Your work in these days explores new areas for the application of palliative care. At first, they were a precious accompaniment for cancer patients, but now there are many different illnesses, often related to old age and characterized by a chronic and progressive deterioration, that can make use of this kind of assistance. The elderly, first of all, need the care of family members – whose affection cannot be replaced by more efficient structures or more competent and charitable healthcare workers. When this is not sufficient, or in the case of advanced or terminal illness, the elderly can be benefitted by truly human assistance, and receive adequate responses to their needs thanks to palliative care offered in such a way that it supplements and supports the care provided by family members. Palliative care has to objective of alleviating suffering in the last stages of illness and at the same time of assuring the patient of adequate human accompaniment (cf. Evang. Vitae, 65). It deals with the important support for the elderly, who, for reasons of age, often receive less attention from curative medicine, and are often abandoned. Abandonment is the most serious “illness” of the elderly, and also the greatest injustice they can suffer: those who helped us to grow must not be abandoned when they need our help, our love, and our tenderness.
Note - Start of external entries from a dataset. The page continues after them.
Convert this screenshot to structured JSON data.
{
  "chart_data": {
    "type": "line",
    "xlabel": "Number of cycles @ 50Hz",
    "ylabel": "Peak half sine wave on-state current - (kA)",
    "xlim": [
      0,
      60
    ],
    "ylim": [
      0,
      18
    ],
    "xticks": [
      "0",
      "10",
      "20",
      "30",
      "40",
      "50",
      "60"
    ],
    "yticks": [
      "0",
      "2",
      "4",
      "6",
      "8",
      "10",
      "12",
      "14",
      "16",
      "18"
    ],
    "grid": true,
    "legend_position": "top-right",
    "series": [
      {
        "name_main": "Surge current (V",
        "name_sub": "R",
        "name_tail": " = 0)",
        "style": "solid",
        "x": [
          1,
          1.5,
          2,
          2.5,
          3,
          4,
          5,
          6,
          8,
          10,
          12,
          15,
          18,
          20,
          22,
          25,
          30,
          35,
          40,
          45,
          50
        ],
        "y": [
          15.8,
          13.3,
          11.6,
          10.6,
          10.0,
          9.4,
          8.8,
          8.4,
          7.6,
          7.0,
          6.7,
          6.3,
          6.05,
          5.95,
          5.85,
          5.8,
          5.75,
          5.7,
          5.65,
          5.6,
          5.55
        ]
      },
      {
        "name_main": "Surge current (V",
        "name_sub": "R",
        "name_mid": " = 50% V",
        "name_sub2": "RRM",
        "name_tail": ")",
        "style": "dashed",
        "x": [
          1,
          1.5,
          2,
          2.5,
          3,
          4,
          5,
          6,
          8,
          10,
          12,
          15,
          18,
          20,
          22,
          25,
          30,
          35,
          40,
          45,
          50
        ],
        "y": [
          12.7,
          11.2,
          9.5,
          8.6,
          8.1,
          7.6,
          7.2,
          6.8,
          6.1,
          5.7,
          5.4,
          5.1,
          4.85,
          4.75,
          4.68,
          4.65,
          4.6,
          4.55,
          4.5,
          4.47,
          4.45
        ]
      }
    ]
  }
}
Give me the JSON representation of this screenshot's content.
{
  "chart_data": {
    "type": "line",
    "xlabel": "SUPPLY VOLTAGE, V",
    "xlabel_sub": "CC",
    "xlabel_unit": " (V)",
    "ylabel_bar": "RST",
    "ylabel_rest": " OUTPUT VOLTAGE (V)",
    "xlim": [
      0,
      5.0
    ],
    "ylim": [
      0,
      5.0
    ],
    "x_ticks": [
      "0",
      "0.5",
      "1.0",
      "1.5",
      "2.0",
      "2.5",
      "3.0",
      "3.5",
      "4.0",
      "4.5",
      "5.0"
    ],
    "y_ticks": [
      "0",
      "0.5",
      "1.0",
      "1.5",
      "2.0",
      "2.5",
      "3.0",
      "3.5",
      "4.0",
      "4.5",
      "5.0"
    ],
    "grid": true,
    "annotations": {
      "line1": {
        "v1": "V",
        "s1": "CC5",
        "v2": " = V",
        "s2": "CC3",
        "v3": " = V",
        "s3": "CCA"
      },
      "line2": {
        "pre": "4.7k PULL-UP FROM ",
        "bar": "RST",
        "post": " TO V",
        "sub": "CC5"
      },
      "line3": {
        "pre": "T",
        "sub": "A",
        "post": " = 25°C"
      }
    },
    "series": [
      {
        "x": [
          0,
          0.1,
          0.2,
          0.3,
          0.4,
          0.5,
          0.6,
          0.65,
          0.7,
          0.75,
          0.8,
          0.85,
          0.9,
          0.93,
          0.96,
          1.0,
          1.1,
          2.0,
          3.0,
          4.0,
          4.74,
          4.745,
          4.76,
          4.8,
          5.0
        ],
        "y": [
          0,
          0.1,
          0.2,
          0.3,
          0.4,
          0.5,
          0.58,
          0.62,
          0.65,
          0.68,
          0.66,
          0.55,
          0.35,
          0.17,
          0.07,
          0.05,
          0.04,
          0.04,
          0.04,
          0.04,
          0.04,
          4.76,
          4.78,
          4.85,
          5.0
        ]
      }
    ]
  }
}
I therefore welcome your scientific and culture efforts to ensure that palliative care can reach all those who need it. I encourage professionals and students to specialize in this type of assistance, which has no less value on account of the fact that it “does not save lives.” Palliative care recognizes something equally important: recognizing the value of the person. I urge all those who, under whatever title, are involved in the field of palliative care, to practice this duty of conserving the spirit of service in its fulness and recalling that all medical knowledge is truly science, in its most noble sense, only if it finds its place as a help in view of the good of man, a good that is never achieved by going “against” his life and dignity. 
It is this capacity for service to the life and dignity of the sick, even when they are old, that is the measure of the true progress of medicine, and of all society. I repeat the appeal of Saint John Paul II: “Respect, protect, love and serve life, every human life! Only in this direction will you find justice, development, true freedom, peace and happiness!” (ibid., 5).
It is my hope that you will continue your studies and your research, that the work of the promotion and defence of life might be ever more efficacious and fruitful. May the Virgin Mother, the Mother of life, assist you and may my Benediction accompany you. Please, do not forget to pray for me. Thank you!